I have tried setting the -dPDFACompatibilityPolicy=1 in the Ghostscript command
line and the result of this is that the text of the comment annotation is not
shown in the output PDF/A document. We should be able to show the comment text
in some representation in PDF/A.

"c:\Program Files (x86)\artifex\gswin32c.exe" -q -dBATCH -dNOPAUSE
-dUseCIEColor -dQUIET -sDEVICE=pdfwrite -sProcessColorModel=DeviceRGB -dPDFA
-dPDFACompatibilityPolicy=1
-sOutputFile="C5f3d15db-4e38-4312-b446-df5ece7c06d6\a90bc616-b65f-4b5f-be41-ce28351cada9-pdfa.pdf"
"c:\Program Files (x86)\artifex\Resources\PDFA_def.ps"
"5f3d15db-4e38-4312-b446-df5ece7c06d6\a90bc616-b65f-4b5f-be41-ce28351cada9.pdf"
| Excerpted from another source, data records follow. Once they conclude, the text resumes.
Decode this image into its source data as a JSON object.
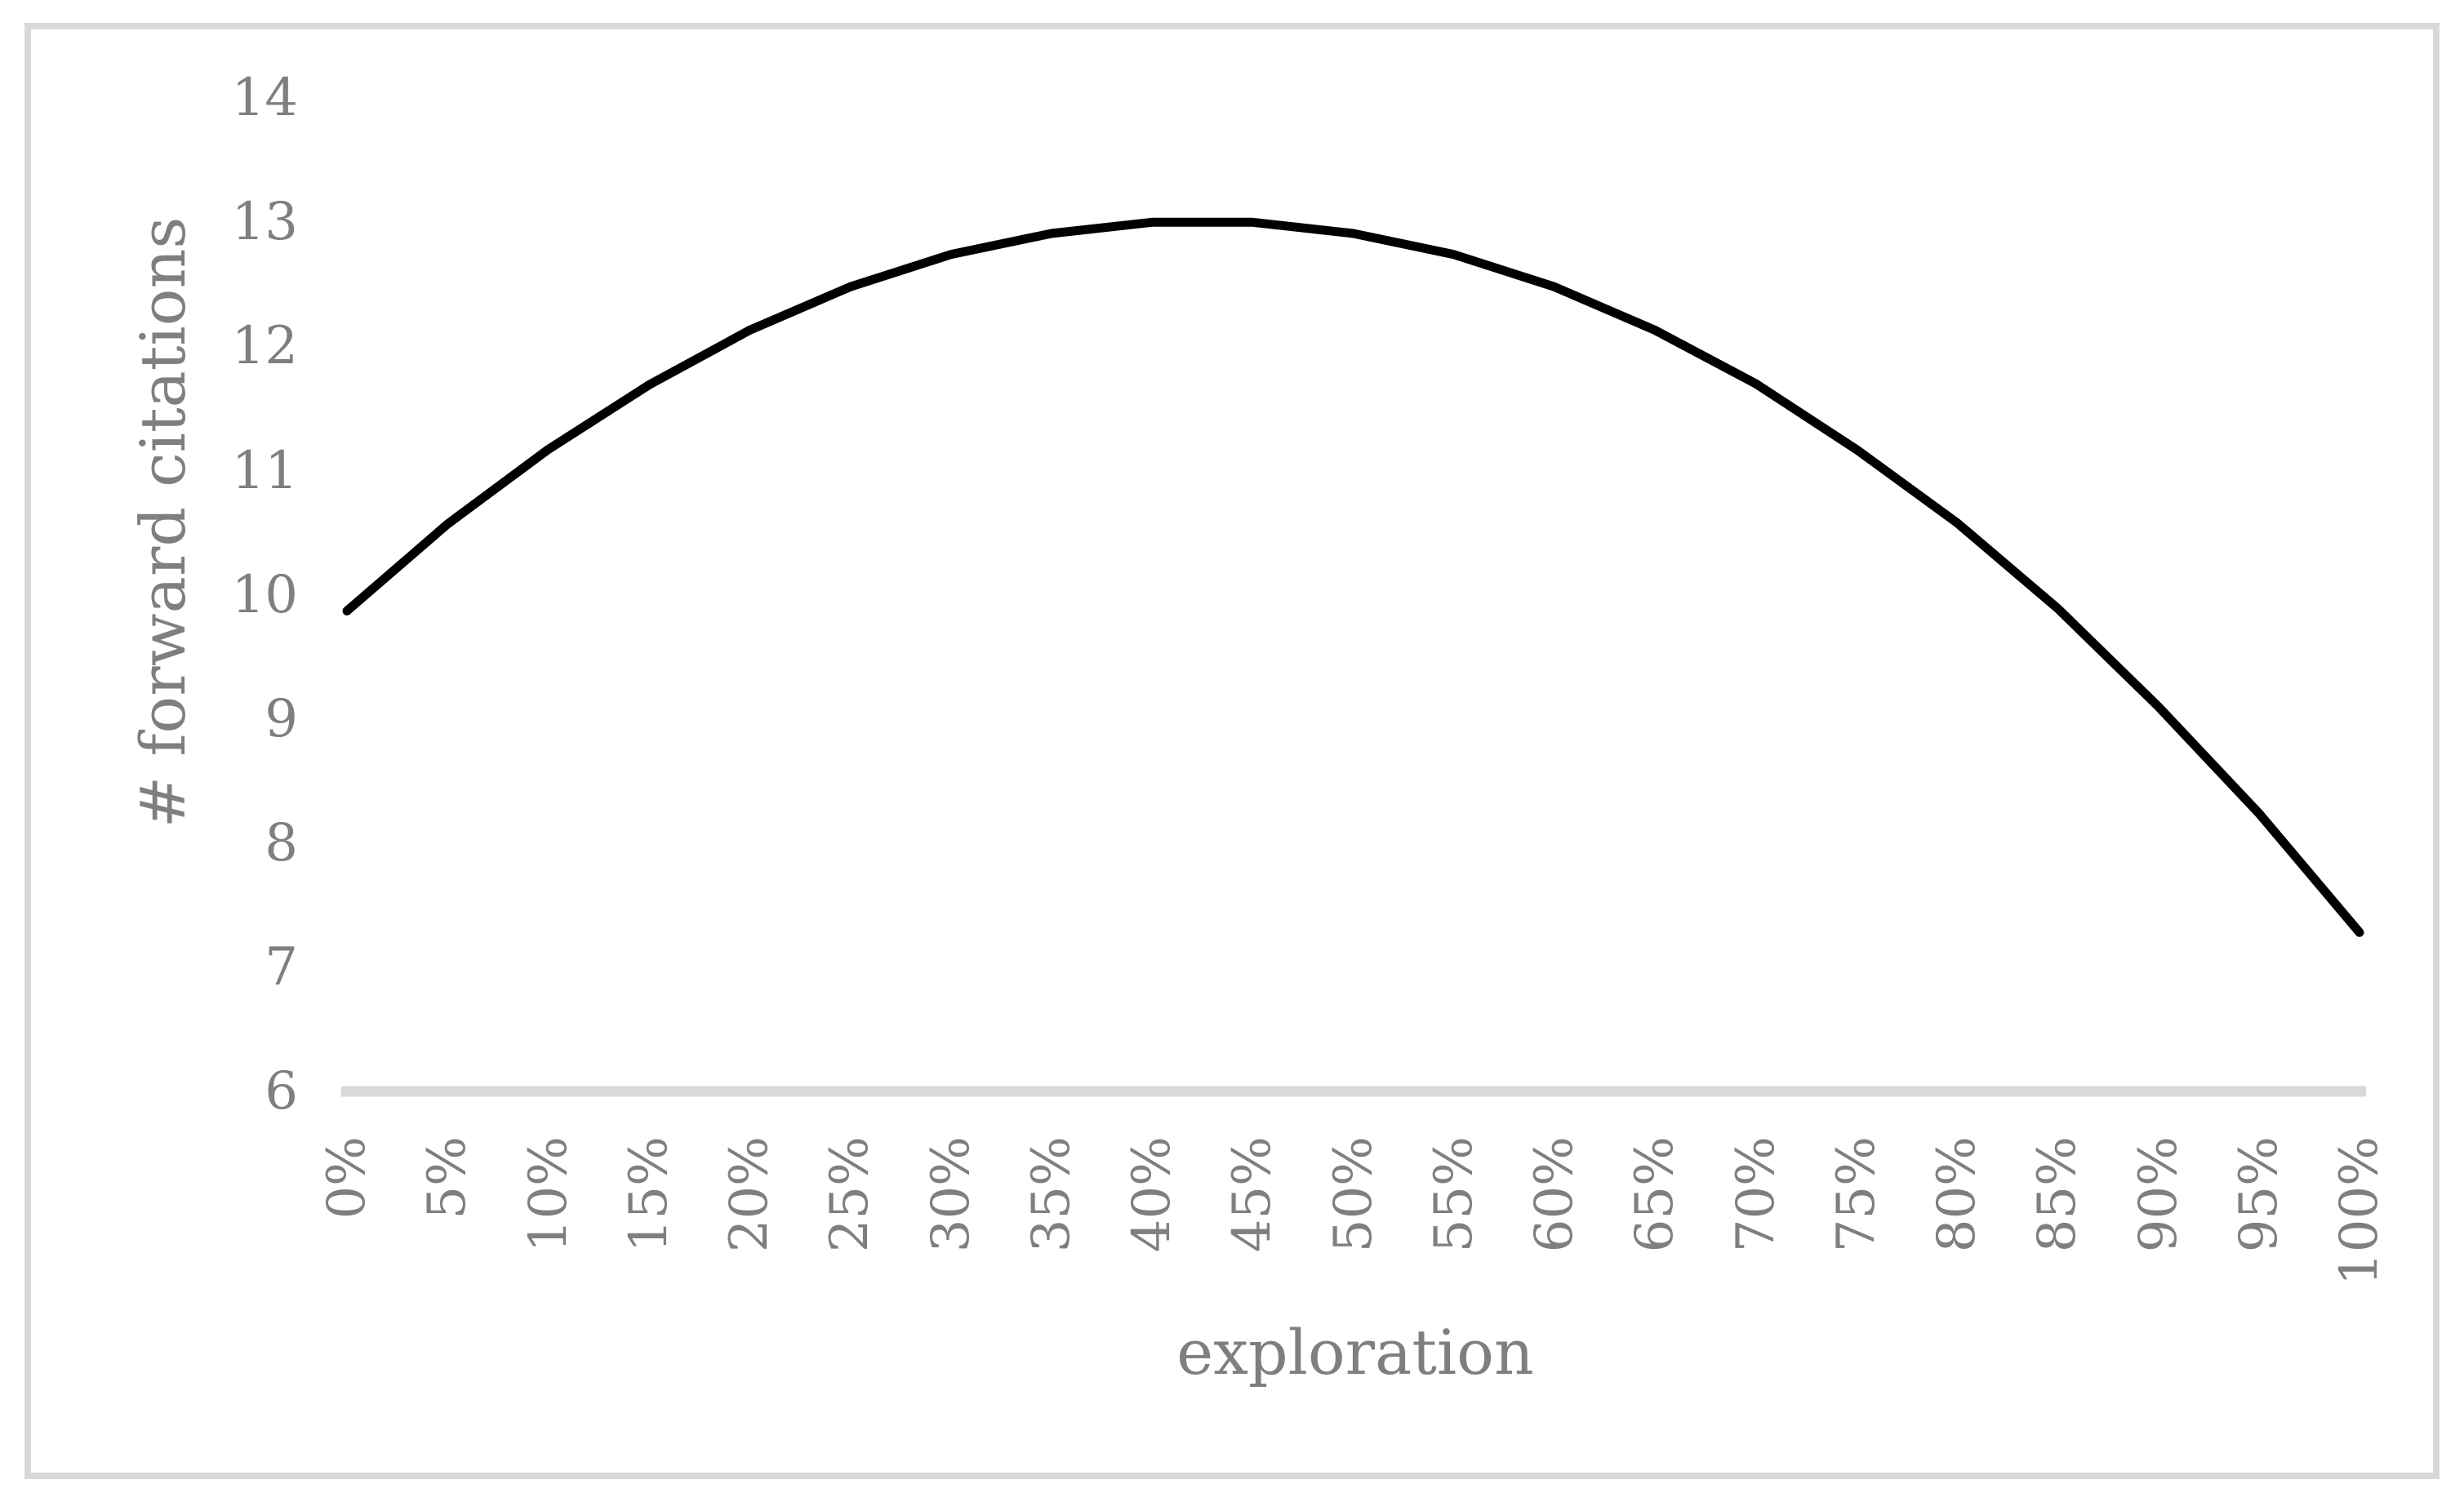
{
  "chart_data": {
    "type": "line",
    "title": "",
    "xlabel": "exploration",
    "ylabel": "# forward citations",
    "categories": [
      "0%",
      "5%",
      "10%",
      "15%",
      "20%",
      "25%",
      "30%",
      "35%",
      "40%",
      "45%",
      "50%",
      "55%",
      "60%",
      "65%",
      "70%",
      "75%",
      "80%",
      "85%",
      "90%",
      "95%",
      "100%"
    ],
    "series": [
      {
        "name": "forward citations",
        "values": [
          9.87,
          10.57,
          11.17,
          11.69,
          12.13,
          12.48,
          12.74,
          12.91,
          13.0,
          13.0,
          12.91,
          12.74,
          12.48,
          12.13,
          11.7,
          11.17,
          10.58,
          9.89,
          9.1,
          8.24,
          7.28
        ]
      }
    ],
    "ylim": [
      6,
      14
    ],
    "yticks": [
      14,
      13,
      12,
      11,
      10,
      9,
      8,
      7,
      6
    ],
    "x_tick_rotation": -90,
    "grid": false,
    "legend": "none",
    "line_color": "#000000",
    "axis_line_color": "#d9d9d9",
    "border_color": "#d9d9d9",
    "text_color": "#7f7f7f",
    "background_color": "#ffffff"
  }
}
Another question Ken raised in Bugzilla is how we removed the comment
annotation, we delete the comment annotation in our editor which will just
remove the annotation object from the PDF.
Comment 15 Marcos H. Woehrmann 2012-07-22 23:19:37 UTC
(Ken's reply to comment #14)
> 
> Thanks for following up on this bug, I have read the comments on Bugzilla and
> Ken mentions that our comment annotation is set to ‘non-printing’ which is not
> allowed in PDF/A-1. I am setting the value of the /F flag on our comment
> annotation to 28 which if I am reading the spec correctly it should set the 
> following bit values;
> 
> 4 – Printing
> 
> 8 – No Zoom
> 
> 16 – No Rotate
> 
>  

Yes, this is true when I look at the original file. What I was looking at, however, is what gets through to pdfwrite and in this case the Flags are not present in the annotation dictionary. This presumably means that the PDF interpreter isn't picking them up and passing them along.

This is a problem for Alex to look into.

> 
> 
> Another question Ken raised in Bugzilla is how we removed the comment
> annotation, we delete the comment annotation in our editor which will just
> remove the annotation object from the PDF.

Well the original report related to CMAPs in fonts, and that is *not* caused by the annotation. It is caused by the 'empty' glyph in the page contents stream. I showed that removing the annotation did not prevent the problem, but removing the page content did.

So can only conclude that their editor must be removing the page content along with the annotation.
Comment 16 Ken Sharp 2012-10-01 07:43:55 UTC
commit b81847783db2c17e11d40feeb0812ff7d129aca9

alters the handling of Text annotations to preserve the /F (flags) value from
the annotation dictionary.

The specimen file will now convert to PDF/A correctly.